A current divider circuit is an electrical circuit that is designed to split an incoming current into multiple parallel paths, with each path carrying a portion of the total current. This is achieved by connecting resistors or other components in parallel within the circuit. The primary purpose of a current divider is to distribute the total current among the various branches according to their respective resistance values.
The ability of a current divider circuit to split current depends on the relative resistances of the components within the parallel branches. According to Ohm's law (V = I * R), where V is voltage, I is current, and R is resistance, the current flowing through a resistor is inversely proportional to its resistance.
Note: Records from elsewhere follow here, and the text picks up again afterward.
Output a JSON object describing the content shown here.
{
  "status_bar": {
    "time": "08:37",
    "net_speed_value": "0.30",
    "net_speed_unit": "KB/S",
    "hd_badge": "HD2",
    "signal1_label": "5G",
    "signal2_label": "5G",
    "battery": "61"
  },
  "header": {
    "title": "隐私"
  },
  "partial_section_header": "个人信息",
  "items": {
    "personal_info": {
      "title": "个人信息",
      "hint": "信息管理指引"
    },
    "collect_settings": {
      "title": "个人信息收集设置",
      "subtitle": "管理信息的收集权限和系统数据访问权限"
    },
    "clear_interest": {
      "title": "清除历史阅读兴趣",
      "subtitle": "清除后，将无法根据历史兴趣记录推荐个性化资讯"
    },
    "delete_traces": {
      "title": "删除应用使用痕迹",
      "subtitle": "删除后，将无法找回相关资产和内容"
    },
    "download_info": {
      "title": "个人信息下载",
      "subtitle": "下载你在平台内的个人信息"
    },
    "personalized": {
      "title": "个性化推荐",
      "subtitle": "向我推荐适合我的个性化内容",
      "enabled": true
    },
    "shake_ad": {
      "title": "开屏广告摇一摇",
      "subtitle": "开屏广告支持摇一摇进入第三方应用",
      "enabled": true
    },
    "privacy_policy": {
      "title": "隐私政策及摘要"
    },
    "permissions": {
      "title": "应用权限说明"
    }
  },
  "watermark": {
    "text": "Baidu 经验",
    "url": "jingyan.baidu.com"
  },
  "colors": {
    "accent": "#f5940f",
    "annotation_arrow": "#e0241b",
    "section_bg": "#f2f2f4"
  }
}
This means that a branch with lower resistance will carry more current than a branch with higher resistance.
In a current divider circuit, the current through each branch can be calculated using the following formula:
I_branch = (V_source / R_branch)
Where:
I_branch is the current flowing through a specific branch.
V_source is the source voltage connected to the circuit.
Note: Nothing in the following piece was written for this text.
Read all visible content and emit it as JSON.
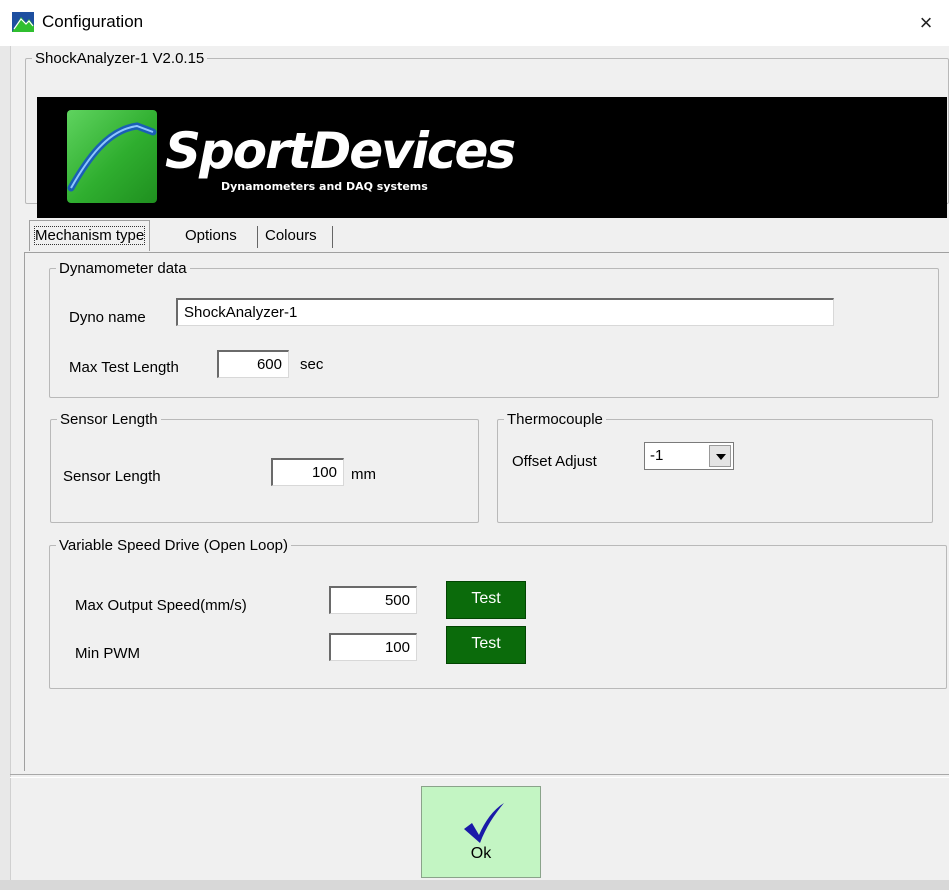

R_branch is the resistance of the component in that branch.
By adjusting the resistance values of the components in each parallel branch, you can control the distribution of current. Smaller resistances will allow more current to flow through a branch, while larger resistances will restrict current flow.
It's important to note that in a practical current divider circuit, the internal resistance of the components and the voltage source, as well as potential variations in the components, can affect the accuracy of current division. Therefore, while current division can be achieved using this circuit arrangement, it may not always be perfectly precise due to these real-world factors.